Anthony Fauci announces he’ll step down in December
Dr. Anthony Fauci, President Biden’s chief medical advisor and the nation’s top infectious disease expert, announces he will step down in December.
WASHINGTON — Dr. Anthony Fauci, the nation’s top infectious disease expert who became a household name — and the subject of partisan attacks — during the COVID-19 pandemic, announced Monday he will depart the federal government in December after more than five decades of service.
Fauci, who serves as President Biden’s chief medical adviser, has been the director of the National Institute of Allergy and Infectious Diseases since 1984. He is also chief of the NIAID Laboratory of Immunoregulation, where researchers study the human immune system.
While the COVID-19 pandemic introduced him to millions of Americans, he’s given straight-talk to the nation about numerous outbreaks including HIV/AIDS, SARS, pandemic flu, Ebola and the 2001 anthrax attacks.
“I’ve gone into this campus and into the labs and into the hospital every day, including most weekends, for 54 years. The idea of walking away from it obviously is bittersweet,” Fauci said.
In announcing his departure, the 81-year-old Fauci called his roles “the honor of a lifetime” but said it was time “to pursue the next chapter of my career.”
Known for his candor and for the ability to translate complex medical information into everyday language, Fauci has been a key adviser to seven presidents starting with Ronald Reagan.
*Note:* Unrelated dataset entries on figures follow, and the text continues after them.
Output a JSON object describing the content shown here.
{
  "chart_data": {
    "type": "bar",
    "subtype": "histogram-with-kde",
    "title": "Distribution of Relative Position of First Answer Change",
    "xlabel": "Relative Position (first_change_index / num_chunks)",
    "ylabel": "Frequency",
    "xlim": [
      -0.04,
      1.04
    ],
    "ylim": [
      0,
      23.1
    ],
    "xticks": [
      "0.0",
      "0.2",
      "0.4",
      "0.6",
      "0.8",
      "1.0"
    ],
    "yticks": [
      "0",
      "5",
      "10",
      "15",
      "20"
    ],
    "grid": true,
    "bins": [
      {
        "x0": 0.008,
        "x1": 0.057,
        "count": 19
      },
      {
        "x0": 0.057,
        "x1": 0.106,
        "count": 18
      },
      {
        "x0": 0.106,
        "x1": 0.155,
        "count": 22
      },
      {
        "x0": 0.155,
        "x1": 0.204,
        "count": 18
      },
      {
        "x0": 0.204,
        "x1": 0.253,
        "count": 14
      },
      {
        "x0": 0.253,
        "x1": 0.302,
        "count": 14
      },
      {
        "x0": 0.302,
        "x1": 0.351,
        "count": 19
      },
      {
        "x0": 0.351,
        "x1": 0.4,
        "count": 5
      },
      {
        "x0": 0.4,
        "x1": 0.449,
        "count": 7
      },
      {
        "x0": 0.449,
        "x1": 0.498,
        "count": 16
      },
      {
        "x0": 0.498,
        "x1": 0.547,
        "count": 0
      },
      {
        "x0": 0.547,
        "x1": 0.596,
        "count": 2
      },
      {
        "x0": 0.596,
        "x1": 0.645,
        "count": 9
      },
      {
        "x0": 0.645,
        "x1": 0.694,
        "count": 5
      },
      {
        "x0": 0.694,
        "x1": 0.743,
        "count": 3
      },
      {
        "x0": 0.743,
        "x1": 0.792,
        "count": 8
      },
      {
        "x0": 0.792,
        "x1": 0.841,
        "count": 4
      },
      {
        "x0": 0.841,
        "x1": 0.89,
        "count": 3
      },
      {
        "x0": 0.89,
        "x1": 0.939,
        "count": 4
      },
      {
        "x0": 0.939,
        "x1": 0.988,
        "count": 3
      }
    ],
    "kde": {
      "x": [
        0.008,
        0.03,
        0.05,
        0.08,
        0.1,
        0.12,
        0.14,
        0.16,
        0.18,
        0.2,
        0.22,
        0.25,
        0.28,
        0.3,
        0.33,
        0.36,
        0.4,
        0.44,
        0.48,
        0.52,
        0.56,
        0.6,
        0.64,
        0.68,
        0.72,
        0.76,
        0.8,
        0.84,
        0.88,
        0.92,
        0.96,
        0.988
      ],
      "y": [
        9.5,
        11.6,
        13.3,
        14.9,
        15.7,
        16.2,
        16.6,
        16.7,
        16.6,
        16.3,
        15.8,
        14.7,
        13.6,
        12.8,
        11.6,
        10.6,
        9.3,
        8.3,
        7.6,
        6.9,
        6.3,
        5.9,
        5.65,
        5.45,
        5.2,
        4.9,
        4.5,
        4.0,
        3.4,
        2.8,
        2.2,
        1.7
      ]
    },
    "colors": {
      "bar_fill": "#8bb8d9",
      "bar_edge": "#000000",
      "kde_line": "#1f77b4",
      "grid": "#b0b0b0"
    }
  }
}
Fauci became the face of the government response to COVID-19 in early 2020, with frequent television appearances and at daily news conferences with White House officials, including then-President Trump. As the pandemic deepened, Fauci fell out of favor with Trump when his urgings of continued public caution clashed with the former president’s desire to return to normalcy and to promote unproven treatments for the virus.
The documentary “Fauci” profiles Dr. Anthony Fauci and his four-decade fight against infectious diseases, including AIDS and the coronavirus.
Fauci found himself marginalized by the Trump administration, but he continued to speak out publicly in media interviews, advocating social distancing and masks in public settings before the rollout of the COVID-19 vaccinations.
He was also the subject of political attacks and death threats and was given a security detail for his protection.
When Biden won the White House, he asked Fauci to stay on in his administration in an elevated capacity.
“I’ve been able to call him at any hour of the day for his advice,” Biden said in a statement. “Whether you’ve met him personally or not, he has touched all Americans’ lives with his work. I extend my deepest thanks for his public service. The United States of America is stronger, more resilient, and healthier because of him.”
Fauci said he planned to continue working after leaving the government, saying he wants to use his experience “to hopefully inspire the younger generation of scientists and would-be scientists” to consider a career in public service.
For all the rancor of the coronavirus pandemic, it wasn’t Fauci’s first run-in with an angry public. He became head of the infectious diseases branch of the National Institutes of Health when the nation was in the throes of the AIDS crisis. Activists protested what they saw as government indifference and Fauci, frustrated at being unable to save dying patients in the NIH’s hospital, brought them to the table in the hunt for treatments.
Some fear that President Trump will sideline Dr. Fauci, an epidemiologist and civil servant who has warned that 100,000 to 200,000 Americans could die from the Covid-19 pandemic.
Later, under President George W. Bush, Fauci helped develop PEPFAR, the President’s Emergency Plan for AIDS Relief, to bring life-saving HIV treatments to developing countries. In 2008, Bush awarded Fauci the Presidential Medal of Freedom.
Fauci said Monday he’d hoped there would be a successful HIV vaccine before he retired but “it wasn’t for lack of trying” to overcome extraordinary scientific challenges posed by that virus.
In the COVID-19 era, Fauci has remained a trusted voice for many Americans even as scientists were surprised again and again by a fast-evolving new virus. The NIH had laid the scientific groundwork for the speedy development of powerful COVID-19 vaccines that, while not perfect, are highly effective at preventing serious illness and death.
Fauci said he remains frustrated at the country’s divisions over how to handle the pandemic.
“If ever there was a situation where you wanted a unified approach and everybody pulling together for the common good, it would be when you’re in the middle of a public health crisis,” he said. “As a physician and a scientist, I and my colleagues have the responsibility to do what’s correct, what is science-based.”